Well, having praised “The Lottery” and expressed my preference for novels over short stories, I now must say some less-than-glowing things about Shirley Jackson’s novel The Bird’s Nest. I’ve had quite the string of less-than-glowing reviews, eh? And another one coming up, I’m afraid. I don’t know what to tell you except that they’re all being written on a rainy day at the start of May when there’s nothing sweet for me to eat and my cable box froze so I can’t watch my shows.
(The ease with which I produced those three rhymes has cheered me up more than you might expect.)
I picked up The Bird’s Nest at one of the used bookshops in Berkeley on my recent trip to California. My immoderate joy at finding it inspired my friend tim to read it and may, in fact, have written checks the book couldn’t cash. She didn’t say anything bad about it, but she was clearly not impressed. I didn’t know whether to chalk that up to the quality of the book, tim’s customary reserve, or tim’s taste in books.
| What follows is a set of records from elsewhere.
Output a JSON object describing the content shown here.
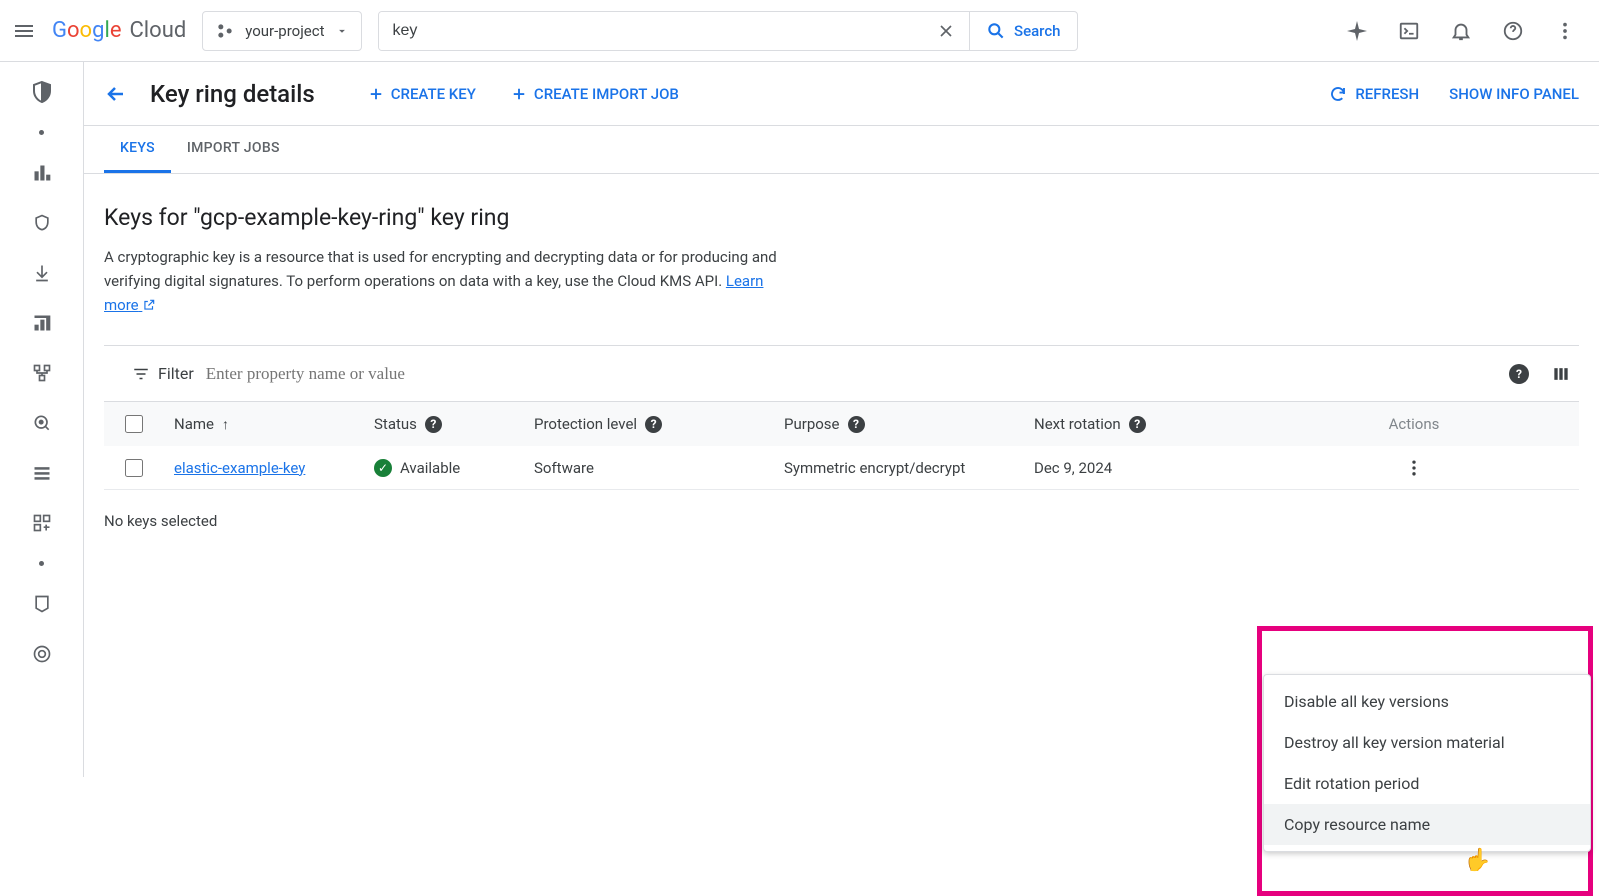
{
  "brand": {
    "word": "Google",
    "suffix": "Cloud"
  },
  "project": {
    "name": "your-project"
  },
  "search": {
    "value": "key",
    "button": "Search"
  },
  "page": {
    "title": "Key ring details",
    "create_key": "CREATE KEY",
    "create_import_job": "CREATE IMPORT JOB",
    "refresh": "REFRESH",
    "show_info": "SHOW INFO PANEL"
  },
  "tabs": {
    "keys": "KEYS",
    "import_jobs": "IMPORT JOBS"
  },
  "section": {
    "heading": "Keys for \"gcp-example-key-ring\" key ring",
    "desc_1": "A cryptographic key is a resource that is used for encrypting and decrypting data or for producing and verifying digital signatures. To perform operations on data with a key, use the Cloud KMS API. ",
    "learn_more": "Learn more"
  },
  "filter": {
    "label": "Filter",
    "placeholder": "Enter property name or value"
  },
  "table": {
    "headers": {
      "name": "Name",
      "status": "Status",
      "protection": "Protection level",
      "purpose": "Purpose",
      "next_rotation": "Next rotation",
      "actions": "Actions"
    },
    "rows": [
      {
        "name": "elastic-example-key",
        "status": "Available",
        "protection": "Software",
        "purpose": "Symmetric encrypt/decrypt",
        "next_rotation": "Dec 9, 2024"
      }
    ]
  },
  "footer_note": "No keys selected",
  "menu": {
    "items": [
      "Disable all key versions",
      "Destroy all key version material",
      "Edit rotation period",
      "Copy resource name"
    ]
  }
}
It is the first, I fear, or a combination of the first and the second, but anyway the first is a major element.
The Bird’s Nest is about an orphaned young woman called Elizabeth whose vicious, relentless migraines send her to Dr. Wright for cure by hypnotism. Dr. Wright soon discovers that there are several distinct personalities living inside Elizabeth: Lizzie, the diffident, passive girl who has been in charge for a while; Beth, sweet and lovable but ineffectual; stubborn, impudent Betsy; and spoiled Bess, who fears people are trying to steal her inheritance and does not know that several years have passed since the death of her mother.
Why I read the end: I didn’t. When tim was reading it, I asked her what happened at the end, and she told me.
I don’t know, y’all. I wasn’t expecting We Have Always Lived in the Castle. I thought The Bird’s Nest would be like The Sundial — not up to the standard of Shirley Jackson’s best books, but funny, and creepy, and claustrophobic. You know how sometimes if you love an author, the presence of their trademark stuff can fill your heart with enough love that you don’t mind a slightly mediocre book? (Like how I felt about the very Renaulty Promises of Love.) But The Bird’s Nest wasn’t as funny as The Sundial, and the characters bored me. It just wasn’t Shirley Jacksony enough. In short I might not have bought this if I’d read it before I got it, whereas I would buy The Sundial if I found it in a used bookstore.
Still on the lookout for the two Jackson novels I have yet to read!
For no discernible reason, I couldn’t stop thinking about JK Rowling when I was reading this book. JK Rowling, I miss you terribly! It’s been four years, and the last of the films will be out soon, and then we’ll have nothing, nothing, and you have to understand, your books are inextricably woven into the psyches of a whole generation. Please come back. My life has been bleak and barren since Harry Potter finished (oh Neville). I promise to love whatever you write next, and not compare it to Harry Potter.